[f. WHIP sb. 1 + LASH sb.1 2.]
1. The lash of a whip. Also allusively and fig.
157380. Tusser, Husb. (1878), 36. Whiplash wel knotted, and cartrope ynough.
1774. Pennsylv. Gaz., 9 Feb. Suppl. 2/3. Silk whip-lashes.
1838. Dickens, Nich. Nick., xxxii. He let out his whip-lash and touched up a little boy on the calves of his legs.
1891. Kipling, Light that Failed, iv. He wants the whip-lash. Lay it on with science, then.
1894. Athenæum, 11 Aug., 195/2. Nothing escapes the whip-lash of the college wit.
1915. M. Baillie, Saunders Captain the Curé, v. Listening to the sharp whip-lash of furious voices in the room below.
2. transf. An object resembling the lash of a whip, as the vibraculum of certain polyzoans; spec. a species of seaweed with long narrow fronds.

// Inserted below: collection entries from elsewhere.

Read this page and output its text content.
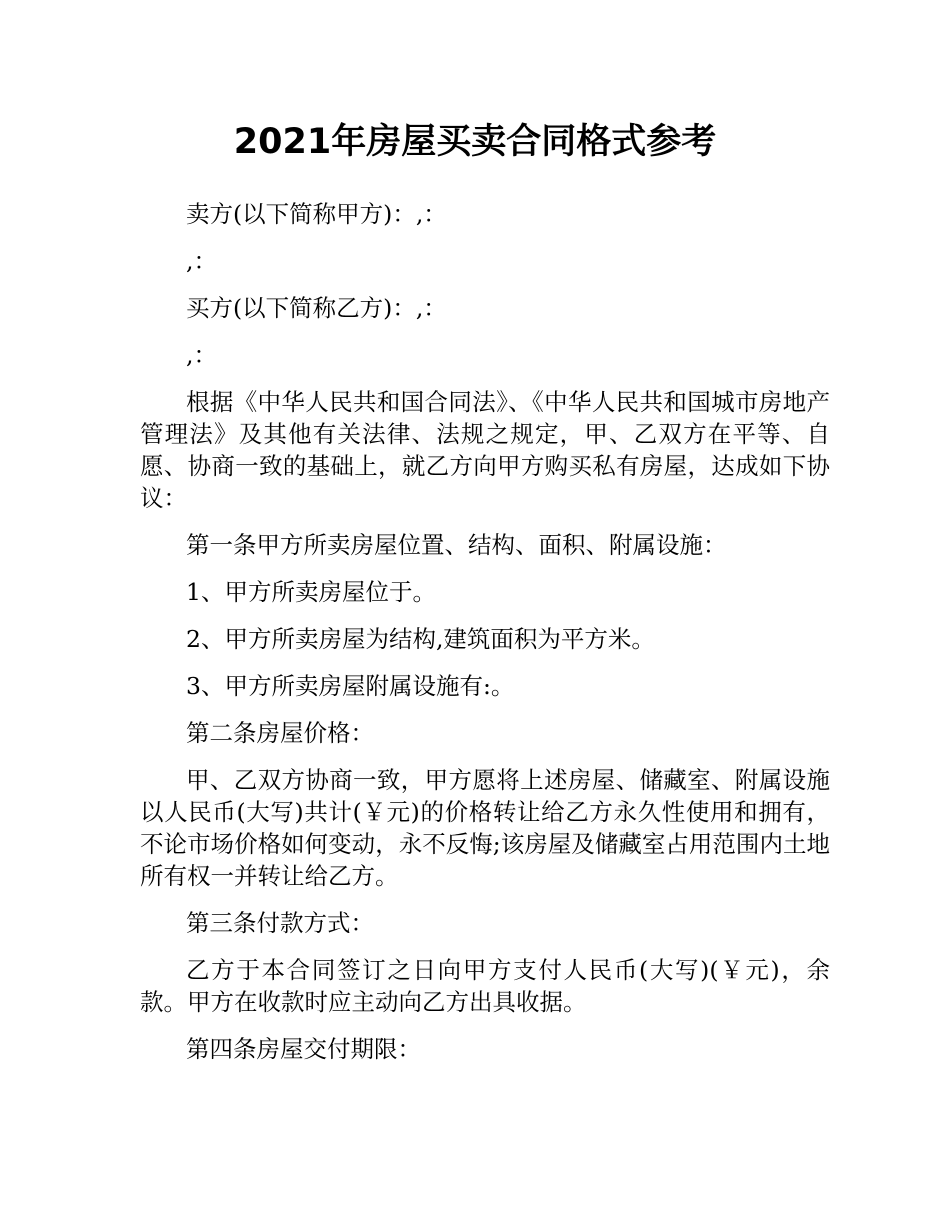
2021年房屋买卖合同格式参考

卖方(以下简称甲方)：,：

,：

买方(以下简称乙方)：,：

,：

根据《中华人民共和国合同法》、《中华人民共和国城市房地产管理法》及其他有关法律、法规之规定，甲、乙双方在平等、自愿、协商一致的基础上，就乙方向甲方购买私有房屋，达成如下协议：

第一条甲方所卖房屋位置、结构、面积、附属设施：

1、甲方所卖房屋位于。

2、甲方所卖房屋为结构,建筑面积为平方米。

3、甲方所卖房屋附属设施有:。

第二条房屋价格：

甲、乙双方协商一致，甲方愿将上述房屋、储藏室、附属设施以人民币(大写)共计(￥元)的价格转让给乙方永久性使用和拥有，不论市场价格如何变动，永不反悔;该房屋及储藏室占用范围内土地所有权一并转让给乙方。

第三条付款方式：

乙方于本合同签订之日向甲方支付人民币(大写)(￥元)，余款。甲方在收款时应主动向乙方出具收据。

第四条房屋交付期限：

1850. Miss Pratt, Comm. Things of Sea-side, ii. 124. The two species of Sea Whiplash, One kind of this whiplash (Chorda filum) grows attached to rocks and stones.
1857. Gosse, Omphalos, 146. The long and tough whip-lash in which the point of each leaf terminates. Ibid. (1865), Land & Sea, 225. In the Scuparia there are some special organs of defence . One of these is called the vibraculum, or the whiplash.